All that day, and all the next, they rode north through the endless wood, keeping to what remained of the road, and the air became crisp with frost. Already they wore thicker clothes; the packhorse traveled light, all the food almost gone. On the second evening Hakon caught a hare in a snare; they stewed it with mushrooms and puffball, and the juices were hot and sweet, a welcome change from dry meat and salt fish. But there was barely enough.

Even the length of the days had begun to shorten; winter was closing about them, the eternal cold of the north. Snow drifted often between the trees; the nights were bitter, uncomfortable times, spent as close to the fires as was safe.

Moongarm traveled tirelessly, easily keeping up in the tangled undergrowth that slowed them. On more open stretches, where the horses could briefly run, he loped behind, the ravens above him.
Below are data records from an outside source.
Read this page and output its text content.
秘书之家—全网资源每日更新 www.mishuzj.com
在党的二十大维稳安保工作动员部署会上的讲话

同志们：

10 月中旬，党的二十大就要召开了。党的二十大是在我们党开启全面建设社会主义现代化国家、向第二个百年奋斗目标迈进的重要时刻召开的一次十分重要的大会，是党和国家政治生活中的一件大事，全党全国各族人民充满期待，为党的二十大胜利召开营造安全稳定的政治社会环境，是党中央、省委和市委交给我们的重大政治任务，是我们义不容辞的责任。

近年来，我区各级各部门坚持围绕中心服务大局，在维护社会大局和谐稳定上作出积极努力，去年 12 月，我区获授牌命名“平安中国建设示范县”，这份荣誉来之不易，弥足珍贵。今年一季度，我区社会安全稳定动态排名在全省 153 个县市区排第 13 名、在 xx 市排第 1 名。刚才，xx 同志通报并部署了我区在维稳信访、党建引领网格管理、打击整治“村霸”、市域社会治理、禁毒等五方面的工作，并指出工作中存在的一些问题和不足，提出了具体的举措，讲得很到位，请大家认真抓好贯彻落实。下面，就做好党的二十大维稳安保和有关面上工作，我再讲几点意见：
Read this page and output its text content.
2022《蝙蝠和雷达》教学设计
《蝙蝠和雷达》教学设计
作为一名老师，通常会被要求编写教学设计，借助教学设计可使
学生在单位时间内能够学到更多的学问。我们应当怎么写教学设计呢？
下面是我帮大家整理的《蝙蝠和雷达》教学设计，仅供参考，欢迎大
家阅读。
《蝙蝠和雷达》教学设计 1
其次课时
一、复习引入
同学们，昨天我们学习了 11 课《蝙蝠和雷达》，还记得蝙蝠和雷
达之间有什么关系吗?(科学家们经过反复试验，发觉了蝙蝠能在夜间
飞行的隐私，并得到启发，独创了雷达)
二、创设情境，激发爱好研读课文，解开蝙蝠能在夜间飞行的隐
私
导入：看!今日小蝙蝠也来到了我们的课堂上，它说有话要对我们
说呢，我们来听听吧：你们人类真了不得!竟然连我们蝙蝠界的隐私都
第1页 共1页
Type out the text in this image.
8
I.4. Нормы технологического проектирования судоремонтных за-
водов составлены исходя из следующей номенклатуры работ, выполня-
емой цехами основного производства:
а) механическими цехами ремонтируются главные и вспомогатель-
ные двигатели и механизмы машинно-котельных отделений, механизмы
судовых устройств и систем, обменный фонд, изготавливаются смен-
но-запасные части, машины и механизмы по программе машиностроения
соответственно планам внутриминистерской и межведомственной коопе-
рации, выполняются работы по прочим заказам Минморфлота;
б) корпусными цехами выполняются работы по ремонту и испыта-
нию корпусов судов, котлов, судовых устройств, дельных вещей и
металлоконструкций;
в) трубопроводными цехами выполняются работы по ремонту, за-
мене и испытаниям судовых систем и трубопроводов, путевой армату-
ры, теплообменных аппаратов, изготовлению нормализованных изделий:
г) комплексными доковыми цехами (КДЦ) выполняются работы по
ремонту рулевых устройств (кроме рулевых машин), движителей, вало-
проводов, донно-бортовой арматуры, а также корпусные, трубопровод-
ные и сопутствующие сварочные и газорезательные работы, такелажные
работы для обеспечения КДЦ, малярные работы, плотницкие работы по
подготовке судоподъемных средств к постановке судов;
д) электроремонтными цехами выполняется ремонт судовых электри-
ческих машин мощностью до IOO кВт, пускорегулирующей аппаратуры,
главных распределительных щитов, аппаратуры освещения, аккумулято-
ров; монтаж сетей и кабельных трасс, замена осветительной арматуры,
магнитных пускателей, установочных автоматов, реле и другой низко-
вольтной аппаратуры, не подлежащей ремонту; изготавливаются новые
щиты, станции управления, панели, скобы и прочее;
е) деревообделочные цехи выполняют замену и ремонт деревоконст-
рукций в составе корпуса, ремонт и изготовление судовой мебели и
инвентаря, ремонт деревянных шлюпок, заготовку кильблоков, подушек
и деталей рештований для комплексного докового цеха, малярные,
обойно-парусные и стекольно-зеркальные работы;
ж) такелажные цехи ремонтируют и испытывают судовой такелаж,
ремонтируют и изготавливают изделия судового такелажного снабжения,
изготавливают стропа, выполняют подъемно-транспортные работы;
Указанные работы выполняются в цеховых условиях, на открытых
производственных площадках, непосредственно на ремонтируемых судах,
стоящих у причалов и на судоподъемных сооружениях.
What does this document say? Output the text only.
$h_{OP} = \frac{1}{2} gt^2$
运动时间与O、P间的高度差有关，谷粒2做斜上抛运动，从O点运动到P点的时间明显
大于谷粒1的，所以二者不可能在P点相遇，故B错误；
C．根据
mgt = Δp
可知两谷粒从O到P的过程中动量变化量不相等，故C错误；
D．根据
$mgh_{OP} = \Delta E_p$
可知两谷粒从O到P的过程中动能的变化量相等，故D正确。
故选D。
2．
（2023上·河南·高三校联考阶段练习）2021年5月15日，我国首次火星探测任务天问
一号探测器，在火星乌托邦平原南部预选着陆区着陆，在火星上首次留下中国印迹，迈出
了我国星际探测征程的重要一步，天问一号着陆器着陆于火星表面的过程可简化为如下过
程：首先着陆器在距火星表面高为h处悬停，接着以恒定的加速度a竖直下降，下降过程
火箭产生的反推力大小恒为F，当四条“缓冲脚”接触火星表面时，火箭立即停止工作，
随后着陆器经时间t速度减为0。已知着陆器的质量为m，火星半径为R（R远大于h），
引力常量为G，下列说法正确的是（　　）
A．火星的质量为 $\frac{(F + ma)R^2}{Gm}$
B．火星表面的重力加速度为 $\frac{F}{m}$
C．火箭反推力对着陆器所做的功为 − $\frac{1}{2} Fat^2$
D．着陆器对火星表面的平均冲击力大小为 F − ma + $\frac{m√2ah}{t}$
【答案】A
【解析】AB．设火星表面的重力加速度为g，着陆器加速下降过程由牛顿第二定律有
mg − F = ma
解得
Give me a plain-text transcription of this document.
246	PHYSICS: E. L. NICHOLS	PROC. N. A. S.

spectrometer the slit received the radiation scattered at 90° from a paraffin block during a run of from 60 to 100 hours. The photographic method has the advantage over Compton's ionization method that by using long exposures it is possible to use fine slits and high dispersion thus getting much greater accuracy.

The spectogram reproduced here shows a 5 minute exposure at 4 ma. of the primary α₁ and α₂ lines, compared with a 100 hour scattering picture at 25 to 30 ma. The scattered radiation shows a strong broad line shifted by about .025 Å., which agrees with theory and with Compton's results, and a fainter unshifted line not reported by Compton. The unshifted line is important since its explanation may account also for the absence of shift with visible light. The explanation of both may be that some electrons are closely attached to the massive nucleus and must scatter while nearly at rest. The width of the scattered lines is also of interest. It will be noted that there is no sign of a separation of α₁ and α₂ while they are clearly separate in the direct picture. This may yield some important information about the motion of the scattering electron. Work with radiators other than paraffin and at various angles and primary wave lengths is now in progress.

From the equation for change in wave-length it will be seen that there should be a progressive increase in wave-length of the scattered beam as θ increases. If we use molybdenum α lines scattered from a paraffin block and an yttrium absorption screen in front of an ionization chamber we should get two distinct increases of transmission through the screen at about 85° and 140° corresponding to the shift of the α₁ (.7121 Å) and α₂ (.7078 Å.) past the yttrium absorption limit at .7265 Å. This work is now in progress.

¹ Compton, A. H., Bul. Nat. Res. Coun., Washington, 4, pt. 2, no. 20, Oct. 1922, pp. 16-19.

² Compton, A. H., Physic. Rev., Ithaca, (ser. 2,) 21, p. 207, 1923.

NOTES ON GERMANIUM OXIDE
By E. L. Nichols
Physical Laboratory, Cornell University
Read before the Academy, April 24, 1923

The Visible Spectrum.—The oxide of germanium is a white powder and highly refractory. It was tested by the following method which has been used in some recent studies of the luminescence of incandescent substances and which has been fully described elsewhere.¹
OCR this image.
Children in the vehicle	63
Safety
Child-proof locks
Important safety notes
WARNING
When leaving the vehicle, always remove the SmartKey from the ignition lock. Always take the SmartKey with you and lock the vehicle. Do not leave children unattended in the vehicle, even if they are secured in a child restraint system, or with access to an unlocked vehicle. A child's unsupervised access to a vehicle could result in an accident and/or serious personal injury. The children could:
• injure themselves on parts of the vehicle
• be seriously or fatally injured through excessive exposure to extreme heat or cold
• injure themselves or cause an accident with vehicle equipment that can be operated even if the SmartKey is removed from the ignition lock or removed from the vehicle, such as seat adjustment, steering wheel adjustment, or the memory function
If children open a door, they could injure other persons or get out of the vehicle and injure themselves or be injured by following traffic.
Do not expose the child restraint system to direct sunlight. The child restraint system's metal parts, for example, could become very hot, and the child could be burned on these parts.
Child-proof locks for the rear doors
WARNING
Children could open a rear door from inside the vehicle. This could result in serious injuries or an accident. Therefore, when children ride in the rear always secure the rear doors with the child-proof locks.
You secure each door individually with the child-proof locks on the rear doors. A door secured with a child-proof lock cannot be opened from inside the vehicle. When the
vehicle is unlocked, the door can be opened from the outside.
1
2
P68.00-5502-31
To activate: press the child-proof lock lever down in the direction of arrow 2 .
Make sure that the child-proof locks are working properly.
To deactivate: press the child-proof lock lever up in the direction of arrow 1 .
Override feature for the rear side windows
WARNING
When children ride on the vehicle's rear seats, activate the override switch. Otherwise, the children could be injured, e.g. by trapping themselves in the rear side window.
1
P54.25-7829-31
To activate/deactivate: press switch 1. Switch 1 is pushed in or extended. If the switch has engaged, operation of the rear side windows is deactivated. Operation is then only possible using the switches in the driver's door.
Jessa was sure they were watching him. Brochael’s glance too often followed him suspiciously; Moongarm was well aware of this and seemed not to care. In fact she thought Brochael stayed awake through Moongarm’s watches, despite the ravens on the branch overhead. But the stranger did nothing. He walked silently and ate his food to one side.

On the third afternoon after the giant hall, the wood became such a tangled murk that they had to dismount and hack their way through, dragging the reluctant horses. The road, all that was left of it, was completely lost under leaf litter; the black gloom of the crowding, silent wood made them all uneasy. They felt they were deep in the forest, lost in it, that they would never come out. Far behind, a wolf howled, then another, nearer.

“That’s all we need.” Hakon stumbled over a tree root and rubbed dirt wearily from his face. “Gods, I’m filthy. What I wouldn’t give for a bed. And hot food. And wine!”

“Wine!” Jessa said scornfully. “A few months ago you’d never even tasted it!”

“It doesn’t take long to get that hankering,” Skapti muttered. “Wine. Odin’s holy drink.” He slashed a branch aside with his sword. “What do you say, gray man?”

Moongarm looked at him briefly. “Water is my drink.”

“Water’s good enough,” Skapti observed. “For washing.”

Moongarm smiled narrowly. “As you say.” He looked into the trees on his right. “But I hear a stream nearby, and I’m thirsty.”

He shoved his body into the mass of leaves and almost disappeared; after a moment Kari led his horse in after him.

“We’ll catch you up,” he said.

The others struggled on, deeper into the wood. “Aren’t you going to stay and watch him?” Jessa teased.

Brochael frowned at her. “Kari can look after himself. And besides—”

A twig cracked, sharp, to his left.

He spun around.

A flurry of men in green, a sudden, bewildering ambush, were leaping and falling from trees and rocks, swift as thought. Hakon crashed down; Skapti yelled a warning. Already Brochael was struggling with two of them; another grabbed Jessa from behind. She screamed; the horse reared and as the man glanced up at it she saw his face, hungry, mud-smeared, leering. She drew her knife and struck without a thought, slashing his arm, the blood welling instantly.

Brochael was up, swinging his ax; there was a wary space around him. As she turned she saw something flicker at his back; her eyes widened with fear.

“Behind you!”

But the arrow, swifter than words, was in him. He slammed back against a tree, crumpled up, and lay still.